En parlant ainsi, il but un long trait d’eau-de-vie.

« C’est un poil du chien qui m’a mordu, reprit-il, — du chien qui finira par me tuer un jour ; et pourtant, maudit idiot que je suis, il faut toujours que je l’aie à la gorge. Mais, dit la vieille chanson… » Là, il se mit à chanter et chanta bien : —


Buvons avant que le jour tombe ;
On boit assez froid dans la tombe.


« Tout cela, continua-t-il, n’est pas un charme contre le mal de tête. Je voudrais avoir quelque chose qui vous fît du bien. — Vraiment ! mais nous avons du thé et du café à bord. Je m’en vais faire ouvrir une caisse ou un sac, et vous en aurez dans un instant. Vous êtes d’un âge où l’on préfère ces breuvages légers à des boissons plus fortes. »

Fairford le remercia et accepta son offre d’une tasse de thé.

On entendit bientôt Nanty Ewart crier : « Ouvrez-moi cette caisse, — prenez-y plein votre chapeau de thé, fils d’un singe et d’une guenon ; nous pouvons en avoir besoin une autre fois. — Pas de sucre ? on a tout employé pour le grog, dites-vous ? — Entamez-en un autre pain, allez donc ! — et mettez la bouilloire sur le feu ! que l’eau bouille, garçon d’enfer, en moins de rien ! »

Grâce à ces procédés énergiques, il fut bientôt en état de revenir à l’endroit où son passager gisait malade et épuisé, avec une jatte ou plutôt une écuelle de thé ; car tout se faisait sur une grande échelle à bord de Jenny la Sauteuse. Alan but ce cordial avec avidité, et parut si bien remis, que Nanty Ewart jura qu’il en voulait boire aussi ; il le mouilla seulement, comme il le dit, avec un verre d’eau-de-vie.

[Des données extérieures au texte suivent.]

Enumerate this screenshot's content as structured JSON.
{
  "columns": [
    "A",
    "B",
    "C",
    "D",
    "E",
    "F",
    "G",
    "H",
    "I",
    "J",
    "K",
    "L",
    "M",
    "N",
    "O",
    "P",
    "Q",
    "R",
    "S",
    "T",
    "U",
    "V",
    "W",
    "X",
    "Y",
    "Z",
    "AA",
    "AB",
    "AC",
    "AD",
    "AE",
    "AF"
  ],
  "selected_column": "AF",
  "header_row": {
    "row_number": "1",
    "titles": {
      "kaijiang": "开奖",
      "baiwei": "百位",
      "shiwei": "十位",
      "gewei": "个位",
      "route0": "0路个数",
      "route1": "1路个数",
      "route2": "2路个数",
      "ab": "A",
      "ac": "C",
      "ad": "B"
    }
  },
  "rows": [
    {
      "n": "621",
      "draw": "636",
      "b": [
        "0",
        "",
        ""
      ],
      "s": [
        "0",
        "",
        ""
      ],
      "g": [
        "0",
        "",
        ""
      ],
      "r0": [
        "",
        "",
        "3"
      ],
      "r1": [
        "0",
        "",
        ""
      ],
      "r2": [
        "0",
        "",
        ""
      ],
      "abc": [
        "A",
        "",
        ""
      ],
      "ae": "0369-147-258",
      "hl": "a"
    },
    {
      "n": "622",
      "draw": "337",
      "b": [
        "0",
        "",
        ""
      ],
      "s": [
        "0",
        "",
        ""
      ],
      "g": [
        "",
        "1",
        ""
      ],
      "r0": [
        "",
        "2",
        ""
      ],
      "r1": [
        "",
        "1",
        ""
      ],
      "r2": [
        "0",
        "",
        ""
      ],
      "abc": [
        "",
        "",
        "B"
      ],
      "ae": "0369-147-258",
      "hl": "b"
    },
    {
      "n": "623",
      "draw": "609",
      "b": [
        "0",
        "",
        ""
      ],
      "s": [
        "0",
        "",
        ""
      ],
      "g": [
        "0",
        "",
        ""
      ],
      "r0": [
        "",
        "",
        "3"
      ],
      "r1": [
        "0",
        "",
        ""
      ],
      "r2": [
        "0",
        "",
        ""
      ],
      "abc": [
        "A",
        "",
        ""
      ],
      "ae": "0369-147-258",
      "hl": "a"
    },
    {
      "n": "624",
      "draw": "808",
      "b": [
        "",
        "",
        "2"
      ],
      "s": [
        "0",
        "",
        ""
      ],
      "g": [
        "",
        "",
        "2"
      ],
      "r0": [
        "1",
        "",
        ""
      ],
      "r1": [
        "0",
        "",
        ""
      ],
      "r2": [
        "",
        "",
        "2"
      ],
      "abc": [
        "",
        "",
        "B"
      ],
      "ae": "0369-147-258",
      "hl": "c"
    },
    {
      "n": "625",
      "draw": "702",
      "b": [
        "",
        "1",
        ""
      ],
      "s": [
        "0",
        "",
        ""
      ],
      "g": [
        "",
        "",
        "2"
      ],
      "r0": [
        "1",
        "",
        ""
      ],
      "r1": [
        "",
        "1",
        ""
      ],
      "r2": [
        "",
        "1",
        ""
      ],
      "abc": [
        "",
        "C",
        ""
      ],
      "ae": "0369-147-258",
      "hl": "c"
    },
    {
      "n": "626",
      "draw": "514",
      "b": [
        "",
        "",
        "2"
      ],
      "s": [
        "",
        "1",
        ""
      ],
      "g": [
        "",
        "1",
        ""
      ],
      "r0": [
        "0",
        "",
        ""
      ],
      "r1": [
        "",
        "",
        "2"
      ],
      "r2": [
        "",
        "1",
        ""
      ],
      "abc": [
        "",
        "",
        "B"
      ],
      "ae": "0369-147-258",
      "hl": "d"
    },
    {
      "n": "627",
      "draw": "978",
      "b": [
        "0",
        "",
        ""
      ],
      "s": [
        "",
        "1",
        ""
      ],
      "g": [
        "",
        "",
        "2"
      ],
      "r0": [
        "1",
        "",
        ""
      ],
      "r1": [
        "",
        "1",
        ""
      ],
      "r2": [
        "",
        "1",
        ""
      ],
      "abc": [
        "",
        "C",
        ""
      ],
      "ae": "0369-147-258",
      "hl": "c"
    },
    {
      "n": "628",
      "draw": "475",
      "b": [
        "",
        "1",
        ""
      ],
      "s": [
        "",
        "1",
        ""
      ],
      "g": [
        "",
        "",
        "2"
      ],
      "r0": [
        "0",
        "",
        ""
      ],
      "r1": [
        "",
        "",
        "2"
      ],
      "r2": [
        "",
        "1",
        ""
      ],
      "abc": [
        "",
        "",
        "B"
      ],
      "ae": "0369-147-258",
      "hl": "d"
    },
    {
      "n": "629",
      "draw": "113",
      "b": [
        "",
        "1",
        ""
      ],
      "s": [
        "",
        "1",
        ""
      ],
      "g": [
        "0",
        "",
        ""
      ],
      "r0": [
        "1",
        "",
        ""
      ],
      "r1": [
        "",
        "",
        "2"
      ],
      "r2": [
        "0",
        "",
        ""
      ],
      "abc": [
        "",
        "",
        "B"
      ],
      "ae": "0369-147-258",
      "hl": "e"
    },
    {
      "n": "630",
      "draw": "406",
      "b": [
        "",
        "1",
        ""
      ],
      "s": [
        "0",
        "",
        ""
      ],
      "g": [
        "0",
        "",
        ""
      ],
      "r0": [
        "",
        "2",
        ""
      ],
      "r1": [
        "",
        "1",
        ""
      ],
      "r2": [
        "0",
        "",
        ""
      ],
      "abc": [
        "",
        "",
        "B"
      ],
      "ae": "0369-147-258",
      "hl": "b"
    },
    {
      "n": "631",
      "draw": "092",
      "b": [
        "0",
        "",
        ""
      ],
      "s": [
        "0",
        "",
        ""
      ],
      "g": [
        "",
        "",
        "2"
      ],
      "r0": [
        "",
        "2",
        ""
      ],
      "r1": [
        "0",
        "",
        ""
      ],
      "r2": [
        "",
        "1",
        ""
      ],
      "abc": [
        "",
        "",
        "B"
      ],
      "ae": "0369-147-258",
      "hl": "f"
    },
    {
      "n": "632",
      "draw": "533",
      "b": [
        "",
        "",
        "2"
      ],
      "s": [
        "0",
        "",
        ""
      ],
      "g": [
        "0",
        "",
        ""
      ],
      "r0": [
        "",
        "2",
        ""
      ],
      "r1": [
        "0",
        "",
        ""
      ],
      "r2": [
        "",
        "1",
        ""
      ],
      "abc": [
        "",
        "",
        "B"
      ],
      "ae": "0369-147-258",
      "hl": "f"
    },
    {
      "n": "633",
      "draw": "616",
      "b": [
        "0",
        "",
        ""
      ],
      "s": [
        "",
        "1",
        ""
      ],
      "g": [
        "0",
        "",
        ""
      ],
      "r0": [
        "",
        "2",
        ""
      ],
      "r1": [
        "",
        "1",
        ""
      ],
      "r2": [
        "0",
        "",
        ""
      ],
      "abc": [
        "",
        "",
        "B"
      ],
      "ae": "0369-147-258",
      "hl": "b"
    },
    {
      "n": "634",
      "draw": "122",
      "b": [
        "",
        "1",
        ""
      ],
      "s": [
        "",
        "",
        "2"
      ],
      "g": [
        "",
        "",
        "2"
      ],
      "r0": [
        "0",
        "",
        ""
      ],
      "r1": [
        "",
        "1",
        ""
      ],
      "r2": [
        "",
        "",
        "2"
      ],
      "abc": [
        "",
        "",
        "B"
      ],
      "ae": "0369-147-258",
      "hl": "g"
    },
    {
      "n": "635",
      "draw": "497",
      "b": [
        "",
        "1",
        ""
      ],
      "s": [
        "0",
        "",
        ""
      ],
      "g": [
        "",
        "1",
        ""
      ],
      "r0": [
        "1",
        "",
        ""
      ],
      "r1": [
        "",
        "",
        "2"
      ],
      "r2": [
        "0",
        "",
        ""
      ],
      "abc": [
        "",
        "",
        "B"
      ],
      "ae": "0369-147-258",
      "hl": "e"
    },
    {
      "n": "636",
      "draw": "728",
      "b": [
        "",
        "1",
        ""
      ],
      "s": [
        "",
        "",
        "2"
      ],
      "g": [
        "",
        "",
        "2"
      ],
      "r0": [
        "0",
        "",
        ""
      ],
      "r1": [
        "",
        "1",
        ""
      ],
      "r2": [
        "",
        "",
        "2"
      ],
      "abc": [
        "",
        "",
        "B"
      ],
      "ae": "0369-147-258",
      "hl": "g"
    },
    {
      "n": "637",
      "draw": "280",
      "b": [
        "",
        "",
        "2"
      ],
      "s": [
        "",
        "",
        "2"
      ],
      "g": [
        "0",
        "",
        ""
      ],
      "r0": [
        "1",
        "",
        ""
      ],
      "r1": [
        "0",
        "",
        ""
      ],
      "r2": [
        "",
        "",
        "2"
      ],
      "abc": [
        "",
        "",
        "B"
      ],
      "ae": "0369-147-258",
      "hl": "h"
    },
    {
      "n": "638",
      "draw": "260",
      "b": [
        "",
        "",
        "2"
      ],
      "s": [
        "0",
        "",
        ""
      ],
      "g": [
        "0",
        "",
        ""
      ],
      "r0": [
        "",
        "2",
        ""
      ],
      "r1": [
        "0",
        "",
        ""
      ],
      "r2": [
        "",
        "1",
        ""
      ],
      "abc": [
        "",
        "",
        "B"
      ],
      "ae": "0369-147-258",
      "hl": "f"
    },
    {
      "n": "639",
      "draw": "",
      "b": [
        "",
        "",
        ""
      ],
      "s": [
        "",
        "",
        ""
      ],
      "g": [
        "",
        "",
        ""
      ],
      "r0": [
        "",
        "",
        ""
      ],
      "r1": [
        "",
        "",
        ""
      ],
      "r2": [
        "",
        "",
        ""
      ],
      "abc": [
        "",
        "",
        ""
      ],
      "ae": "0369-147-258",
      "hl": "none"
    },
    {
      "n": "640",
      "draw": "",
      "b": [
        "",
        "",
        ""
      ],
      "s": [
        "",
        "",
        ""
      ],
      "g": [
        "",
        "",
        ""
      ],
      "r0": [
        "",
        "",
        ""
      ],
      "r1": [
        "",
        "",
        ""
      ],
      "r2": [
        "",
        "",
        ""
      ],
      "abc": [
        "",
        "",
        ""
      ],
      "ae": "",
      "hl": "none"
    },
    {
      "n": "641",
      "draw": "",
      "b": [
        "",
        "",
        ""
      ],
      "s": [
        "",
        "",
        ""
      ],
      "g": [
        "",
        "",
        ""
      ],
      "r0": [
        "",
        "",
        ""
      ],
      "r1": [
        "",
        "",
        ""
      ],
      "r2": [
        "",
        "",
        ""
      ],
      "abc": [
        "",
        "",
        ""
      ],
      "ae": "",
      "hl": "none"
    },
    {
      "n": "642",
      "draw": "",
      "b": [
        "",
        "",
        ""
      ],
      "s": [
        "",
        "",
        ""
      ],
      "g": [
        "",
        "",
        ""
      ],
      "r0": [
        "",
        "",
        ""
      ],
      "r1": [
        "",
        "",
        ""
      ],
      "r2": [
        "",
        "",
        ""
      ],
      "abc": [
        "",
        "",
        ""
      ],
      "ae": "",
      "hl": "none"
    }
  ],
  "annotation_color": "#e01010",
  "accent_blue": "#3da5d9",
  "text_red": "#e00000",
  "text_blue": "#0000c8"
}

  1. Nanty, c’est-à-dire Antony. a. m.
  2. Fairford veut dire bon gué. Nanty se permet sur ce nom différentes variantes et plusieurs équivoques. a. m.
  3. Aussi, après les richesses, le luxe et la cupidité, avec l’orgueil s’emparèrent de la jeunesse romaine ; piller, dissiper, faire peu de cas de ses biens, convoiter ceux d’autrui ; oublier honneur, amitié, pudeur, enfin toutes choses divines et humaines et ne plus connaître ni frein ni loi, telle fut la conduite générale. a. m.
  4. Catilina… avait autour de lui des bandes d’hommes corrompus et débauchés ; même si quelqu’un exempt de vices devenait son ami, une habitude journalière le rendait bientôt pareil et semblable aux autres. a. m.
  5. Fair beau, word, mot : fairword, belle parole. a. m.
  6. The sailors won’t believe it ; phrase proverbiale usitée parmi les marins ; cela signifie : vous pouvez mystifier un soldat de marine, mais un matelot ne vous croira pas. Les matelots anglais, sur les vaisseaux de guerre, regardent les soldats à bord comme bien au-dessous d’eux. a. m.
  7. Boisson composée de bière, d’eau-de-vie et de sucre, en usage parmi les gens de mer. a. m.
  8. Rhum, sucre et eau chaude. a. m.